Monday was crunch day and the reason for our visit. We spent the morning visiting The House again and decided on all the things that the vendor would take or sell. Since we have aspirations to start a business as brocanteurs together once we arrive, we decided that most everything could stay if the vendor can’t be bothered to take things, and made a note of a few things to ask the estate agent about once we returned to the UK and have the facilities of Google Translate. We have been having all of our visits and communication with our agent in French, so this has really been testing my abilities, but we manage and anything that isn’t understood we iron out over email.

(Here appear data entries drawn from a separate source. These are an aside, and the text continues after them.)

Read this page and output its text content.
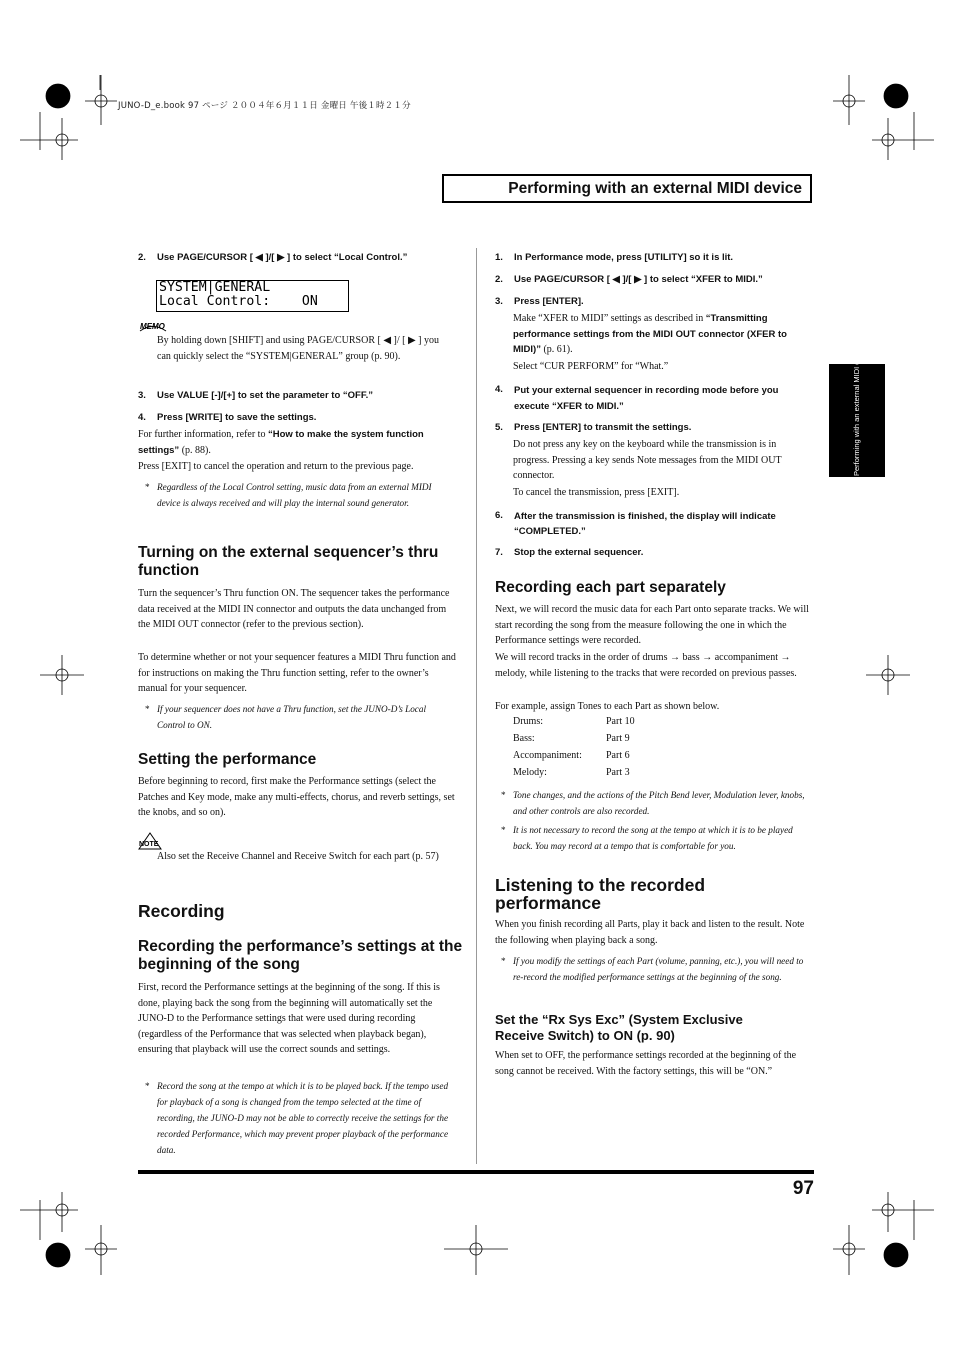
JUNO-D_e.book 97 ページ ２００４年６月１１日 金曜日 午後１時２１分
Performing with an external MIDI device
Performing with an external MIDI device
2. Use PAGE/CURSOR [ ◀ ]/[ ▶ ] to select “Local Control.”
SYSTEM|GENERAL
Local Control:    ON
MEMO
By holding down [SHIFT] and using PAGE/CURSOR [ ◀ ]/ [ ▶ ] you can quickly select the “SYSTEM|GENERAL” group (p. 90).
3. Use VALUE [-]/[+] to set the parameter to “OFF.”
4. Press [WRITE] to save the settings.
For further information, refer to “How to make the system function settings” (p. 88).
Press [EXIT] to cancel the operation and return to the previous page.
* Regardless of the Local Control setting, music data from an external MIDI device is always received and will play the internal sound generator.
Turning on the external sequencer’s thru function
Turn the sequencer’s Thru function ON. The sequencer takes the performance data received at the MIDI IN connector and outputs the data unchanged from the MIDI OUT connector (refer to the previous section).
To determine whether or not your sequencer features a MIDI Thru function and for instructions on making the Thru function setting, refer to the owner’s manual for your sequencer.
* If your sequencer does not have a Thru function, set the JUNO-D’s Local Control to ON.
Setting the performance
Before beginning to record, first make the Performance settings (select the Patches and Key mode, make any multi-effects, chorus, and reverb settings, set the knobs, and so on).
NOTE
Also set the Receive Channel and Receive Switch for each part (p. 57)
Recording
Recording the performance’s settings at the beginning of the song
First, record the Performance settings at the beginning of the song. If this is done, playing back the song from the beginning will automatically set the JUNO-D to the Performance settings that were used during recording (regardless of the Performance that was selected when playback began), ensuring that playback will use the correct sounds and settings.
* Record the song at the tempo at which it is to be played back. If the tempo used for playback of a song is changed from the tempo selected at the time of recording, the JUNO-D may not be able to correctly receive the settings for the recorded Performance, which may prevent proper playback of the performance data.
1. In Performance mode, press [UTILITY] so it is lit.
2. Use PAGE/CURSOR [ ◀ ]/[ ▶ ] to select “XFER to MIDI.”
3. Press [ENTER].
Make “XFER to MIDI” settings as described in “Transmitting performance settings from the MIDI OUT connector (XFER to MIDI)” (p. 61).
Select “CUR PERFORM” for “What.”
4. Put your external sequencer in recording mode before you execute “XFER to MIDI.”
5. Press [ENTER] to transmit the settings.
Do not press any key on the keyboard while the transmission is in progress. Pressing a key sends Note messages from the MIDI OUT connector.
To cancel the transmission, press [EXIT].
6. After the transmission is finished, the display will indicate “COMPLETED.”
7. Stop the external sequencer.
Recording each part separately
Next, we will record the music data for each Part onto separate tracks. We will start recording the song from the measure following the one in which the Performance settings were recorded.
We will record tracks in the order of drums → bass → accompaniment → melody, while listening to the tracks that were recorded on previous passes.
For example, assign Tones to each Part as shown below.
Drums:	Part 10
Bass:	Part 9
Accompaniment:	Part 6
Melody:	Part 3
* Tone changes, and the actions of the Pitch Bend lever, Modulation lever, knobs, and other controls are also recorded.
* It is not necessary to record the song at the tempo at which it is to be played back. You may record at a tempo that is comfortable for you.
Listening to the recorded performance
When you finish recording all Parts, play it back and listen to the result. Note the following when playing back a song.
* If you modify the settings of each Part (volume, panning, etc.), you will need to re-record the modified performance settings at the beginning of the song.
Set the “Rx Sys Exc” (System Exclusive Receive Switch) to ON (p. 90)
When set to OFF, the performance settings recorded at the beginning of the song cannot be received. With the factory settings, this will be “ON.”
97
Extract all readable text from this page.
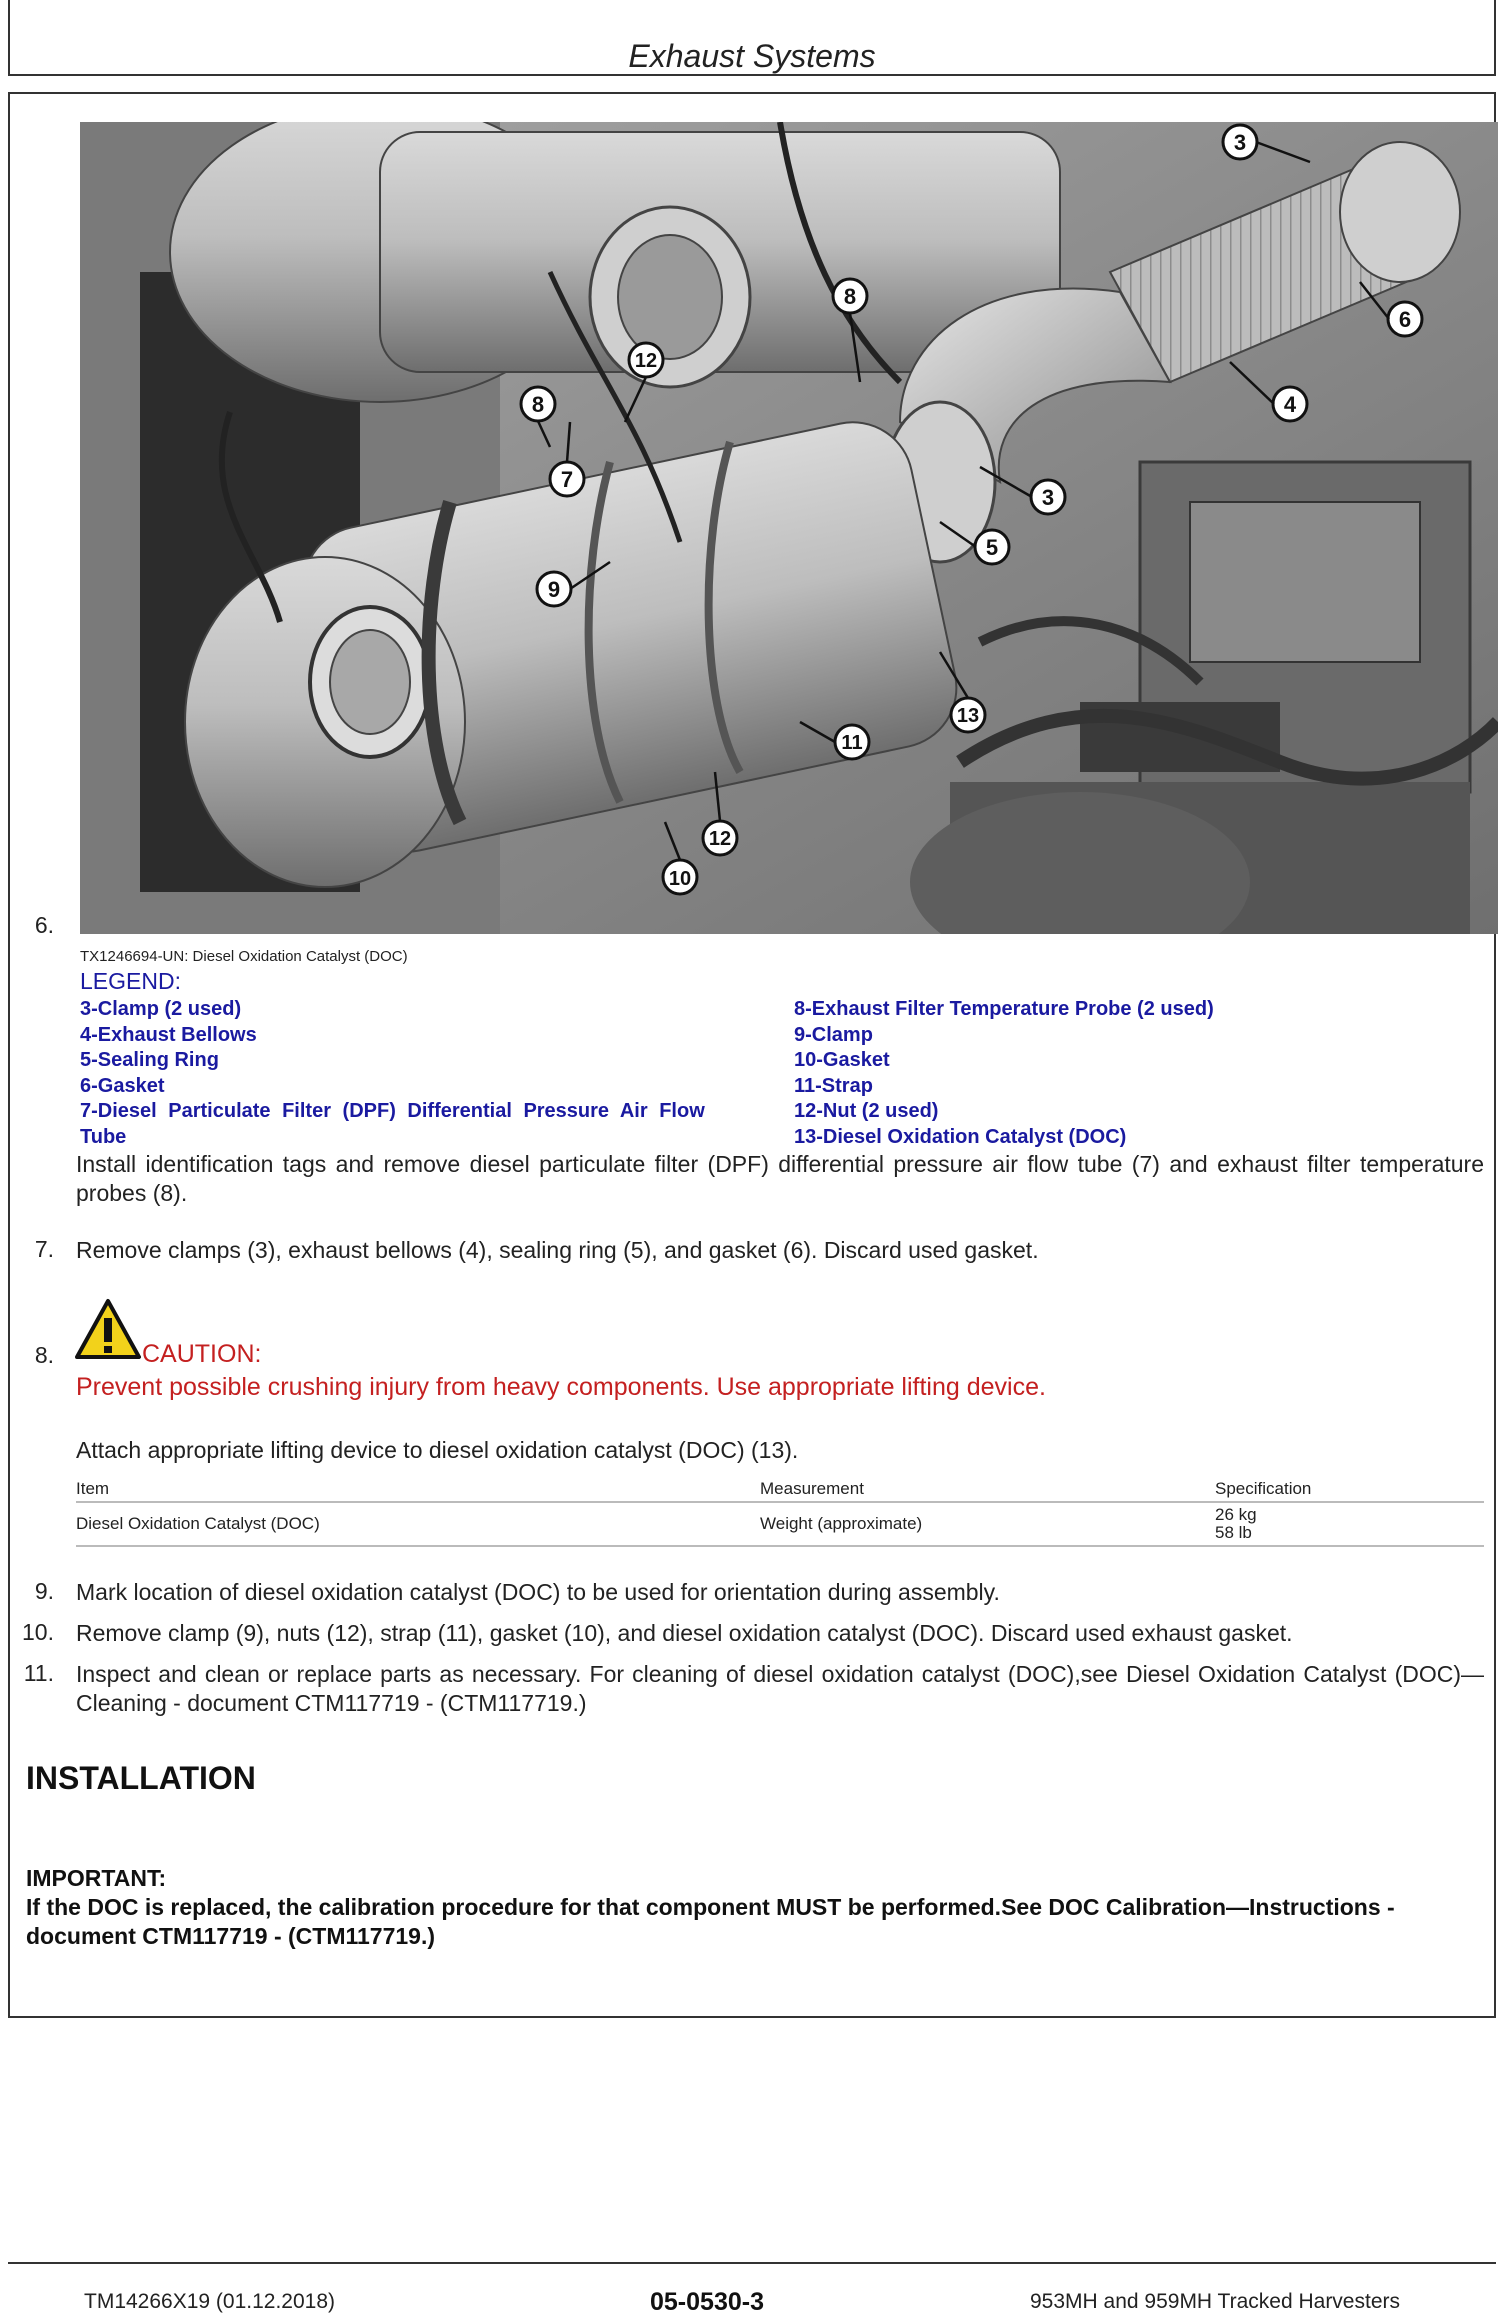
Exhaust Systems
3
3
4
5
6
7
8
8
9
10
11
12
12
13
6.
TX1246694-UN: Diesel Oxidation Catalyst (DOC)
LEGEND:
3-Clamp (2 used)
4-Exhaust Bellows
5-Sealing Ring
6-Gasket
7-Diesel Particulate Filter (DPF) Differential Pressure Air Flow
Tube
8-Exhaust Filter Temperature Probe (2 used)
9-Clamp
10-Gasket
11-Strap
12-Nut (2 used)
13-Diesel Oxidation Catalyst (DOC)
Install identification tags and remove diesel particulate filter (DPF) differential pressure air flow tube (7) and exhaust filter temperature probes (8).
7. Remove clamps (3), exhaust bellows (4), sealing ring (5), and gasket (6). Discard used gasket.
8.	CAUTION:
Prevent possible crushing injury from heavy components. Use appropriate lifting device.
Attach appropriate lifting device to diesel oxidation catalyst (DOC) (13).
Item	Measurement	Specification
Diesel Oxidation Catalyst (DOC)	Weight (approximate)	26 kg
58 lb
9. Mark location of diesel oxidation catalyst (DOC) to be used for orientation during assembly.
10. Remove clamp (9), nuts (12), strap (11), gasket (10), and diesel oxidation catalyst (DOC). Discard used exhaust gasket.
11. Inspect and clean or replace parts as necessary. For cleaning of diesel oxidation catalyst (DOC),see Diesel Oxidation Catalyst (DOC)—Cleaning - document CTM117719 - (CTM117719.)
INSTALLATION
IMPORTANT:
If the DOC is replaced, the calibration procedure for that component MUST be performed.See DOC Calibration—Instructions - document CTM117719 - (CTM117719.)
TM14266X19 (01.12.2018)	05-0530-3	953MH and 959MH Tracked Harvesters
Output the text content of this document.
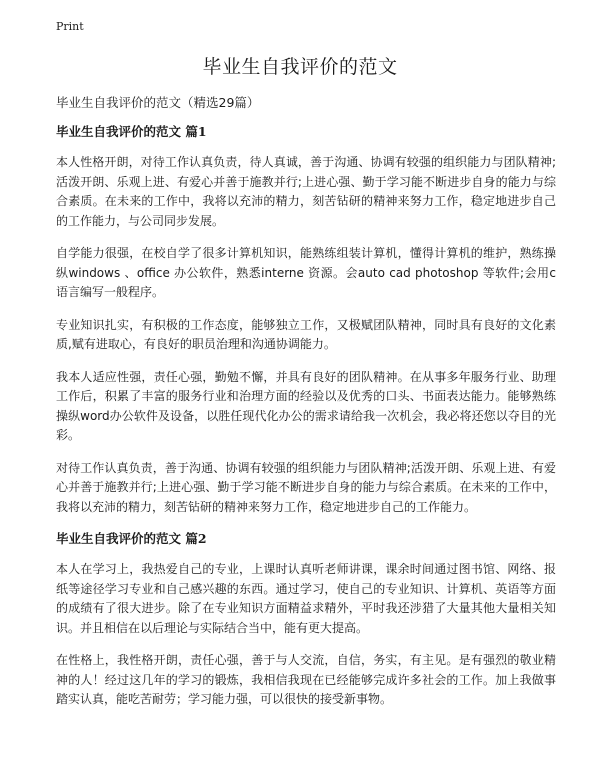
Print
毕业生自我评价的范文

毕业生自我评价的范文（精选29篇）

毕业生自我评价的范文 篇1

本人性格开朗，对待工作认真负责，待人真诚，善于沟通、协调有较强的组织能力与团队精神;活泼开朗、乐观上进、有爱心并善于施教并行;上进心强、勤于学习能不断进步自身的能力与综合素质。在未来的工作中，我将以充沛的精力，刻苦钻研的精神来努力工作，稳定地进步自己的工作能力，与公司同步发展。

自学能力很强，在校自学了很多计算机知识，能熟练组装计算机，懂得计算机的维护，熟练操纵windows 、office 办公软件，熟悉interne 资源。会auto cad photoshop 等软件;会用c语言编写一般程序。

专业知识扎实，有积极的工作态度，能够独立工作，又极赋团队精神，同时具有良好的文化素质,赋有进取心，有良好的职员治理和沟通协调能力。

我本人适应性强，责任心强，勤勉不懈，并具有良好的团队精神。在从事多年服务行业、助理工作后，积累了丰富的服务行业和治理方面的经验以及优秀的口头、书面表达能力。能够熟练操纵word办公软件及设备，以胜任现代化办公的需求请给我一次机会，我必将还您以夺目的光彩。

对待工作认真负责，善于沟通、协调有较强的组织能力与团队精神;活泼开朗、乐观上进、有爱心并善于施教并行;上进心强、勤于学习能不断进步自身的能力与综合素质。在未来的工作中，我将以充沛的精力，刻苦钻研的精神来努力工作，稳定地进步自己的工作能力。

毕业生自我评价的范文 篇2

本人在学习上，我热爱自己的专业，上课时认真听老师讲课，课余时间通过图书馆、网络、报纸等途径学习专业和自己感兴趣的东西。通过学习，使自己的专业知识、计算机、英语等方面的成绩有了很大进步。除了在专业知识方面精益求精外，平时我还涉猎了大量其他大量相关知识。并且相信在以后理论与实际结合当中，能有更大提高。

在性格上，我性格开朗，责任心强，善于与人交流，自信，务实，有主见。是有强烈的敬业精神的人！经过这几年的学习的锻炼，我相信我现在已经能够完成许多社会的工作。加上我做事踏实认真，能吃苦耐劳；学习能力强，可以很快的接受新事物。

This post has become way more full than I intended so I shall close here and continue again tomorrow with details of our encounter with the notaire – and that’s where it gets spendy…

1 Comment

  1. Edward Sansom May 26, 2019 / 11:45 am

    You use Trello. Do you find it easy to use. The app I use the most is Things 3. Problem with being an oldie is the memory is not as good as was before. Things is really good in this regard. Looking for a good database manager. Met my first computer in 1952 and fell in love. Could not get my hands on one until 1962. Was lucky as I had followed the implementation of three computer models we used to manage the Shell subsidiary in Venezuela. Shell was stupid using consultants who left and nobody knew how models worked except me. In meeting top management bleated about not really understanding the models. I said I am only person in the room who knows how they work. More of your bullshit John? No honest Indian I followed their development closely. Next day top guy wanted me to be assigned to management services which ran the computers. Played hard to get and insisted on learning programming and doing systems development. First project reduced a department from 500 people to fifty in two years. I am asked what I thought about 450 who were made redundant. Not my problem. Human Relations dealt with that. I was 27. Would be more sympathetic now at 85.